Before anyone writes
... | dc(user_id) | ...
that doesn't work, as it doesn't do a true distinct count because the user could have ordered two days previously or three years previously, and would still show up as a unique user as the time range isn't constricted.
Is this search possible in Splunk? I can't seem to figure it out.
Thanks for any and all answers. 🙂
This should give you what you need to start; let's say you run this for "Last 30 days":
latest=0d@d YourBaseSearchHere | stats values(user_id) AS user_id | eval type=Last30Days | append [search earliest=0@d latest = now YourBaseSearchHere | stats values(user_id) AS user_id | eval type=Yesterday] | stats dc(type) AS numTypes values(*) AS * BY user_id | eval userType=if((numTypes==1), "New User", "Old User") | where type=Yesterday
In this search if a user is in the logs for the last 29 days, he is an "old user" but if he is only today, he is a "new user". This is probably not exactly what you need but you can modify the mechanics easily enough now that you have a starting point.
success! But if you look above at the accepted answer, he does it really nicely and simply instead of in a separate nested search.

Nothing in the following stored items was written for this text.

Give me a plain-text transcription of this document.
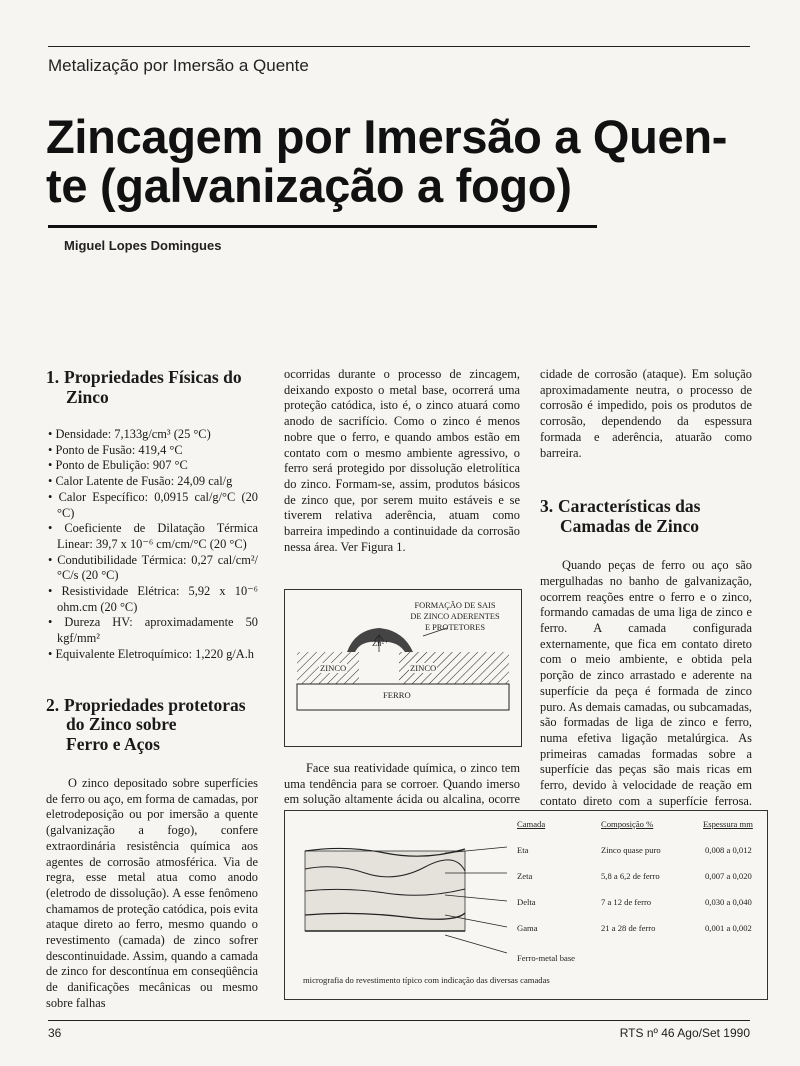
Metalização por Imersão a Quente
Zincagem por Imersão a Quen-
te (galvanização a fogo)
Miguel Lopes Domingues
1. Propriedades Físicas do
Zinco
• Densidade: 7,133g/cm³ (25 °C)
• Ponto de Fusão: 419,4 °C
• Ponto de Ebulição: 907 °C
• Calor Latente de Fusão: 24,09 cal/g
• Calor Específico: 0,0915 cal/g/°C (20 °C)
• Coeficiente de Dilatação Térmica Linear: 39,7 x 10⁻⁶ cm/cm/°C (20 °C)
• Condutibilidade Térmica: 0,27 cal/cm²/°C/s (20 °C)
• Resistividade Elétrica: 5,92 x 10⁻⁶ ohm.cm (20 °C)
• Dureza HV: aproximadamente 50 kgf/mm²
• Equivalente Eletroquímico: 1,220 g/A.h
2. Propriedades protetoras
do Zinco sobre
Ferro e Aços

O zinco depositado sobre superfícies de ferro ou aço, em forma de camadas, por eletrodeposição ou por imersão a quente (galvanização a fogo), confere extraordinária resistência química aos agentes de corrosão atmosférica. Via de regra, esse metal atua como anodo (eletrodo de dissolução). A esse fenômeno chamamos de proteção catódica, pois evita ataque direto ao ferro, mesmo quando o revestimento (camada) de zinco sofrer descontinuidade. Assim, quando a camada de zinco for descontínua em conseqüência de danificações mecânicas ou mesmo sobre falhas

ocorridas durante o processo de zincagem, deixando exposto o metal base, ocorrerá uma proteção catódica, isto é, o zinco atuará como anodo de sacrifício. Como o zinco é menos nobre que o ferro, e quando ambos estão em contato com o mesmo ambiente agressivo, o ferro será protegido por dissolução eletrolítica do zinco. Formam-se, assim, produtos básicos de zinco que, por serem muito estáveis e se tiverem relativa aderência, atuam como barreira impedindo a continuidade da corrosão nessa área. Ver Figura 1.

FORMAÇÃO DE SAIS
DE ZINCO ADERENTES
E PROTETORES
Zn²⁺
ZINCO	ZINCO
FERRO

Face sua reatividade química, o zinco tem uma tendência para se corroer. Quando imerso em solução altamente ácida ou alcalina, ocorre

cidade de corrosão (ataque). Em solução aproximadamente neutra, o processo de corrosão é impedido, pois os produtos de corrosão, dependendo da espessura formada e aderência, atuarão como barreira.

3. Características das
Camadas de Zinco

Quando peças de ferro ou aço são mergulhadas no banho de galvanização, ocorrem reações entre o ferro e o zinco, formando camadas de uma liga de zinco e ferro. A camada configurada externamente, que fica em contato direto com o meio ambiente, e obtida pela porção de zinco arrastado e aderente na superfície da peça é formada de zinco puro. As demais camadas, ou subcamadas, são formadas de liga de zinco e ferro, numa efetiva ligação metalúrgica. As primeiras camadas formadas sobre a superfície das peças são mais ricas em ferro, devido à velocidade de reação em contato direto com a superfície ferrosa.

Camada	Composição %	Espessura mm
Eta	Zinco quase puro	0,008 a 0,012
Zeta	5,8 a 6,2 de ferro	0,007 a 0,020
Delta	7 a 12 de ferro	0,030 a 0,040
Gama	21 a 28 de ferro	0,001 a 0,002
Ferro-metal base
micrografia do revestimento típico com indicação das diversas camadas
36	RTS nº 46 Ago/Set 1990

Yes, sometimes I answer the question as asked and sometimes I go smarty-pants and answer the question that you should have asked. In this case, since I was already making several broad assumptions, I figured I would stick closer to what you asked. I do thank you for the up-vote, though.
Also do note that you should be able to "Accept" more than one answer if more than one of them works. This would be totally appropriate in this case.
I see you already you have accept an answer but here is another way.
... | eval rt=relative_time(now(),"-1d@d")| eval ts=_time| eval purchasedToday=if(rt=<ts, userID, null()) | purchasedYesterday=(rt>ts, userID, null()) | table userID, purchasedToday, purchasedYesterday | selfjoin userID | stats dc(userID) as TotalDC, dc(purchasedToday) as purchasedTodayDC, dc(purchasedYesterday) as purchasedYesterdayDC
Doesn't work. purchasedYesterday isn't a command is the error thrown. What command did you want before purchasedYesterday?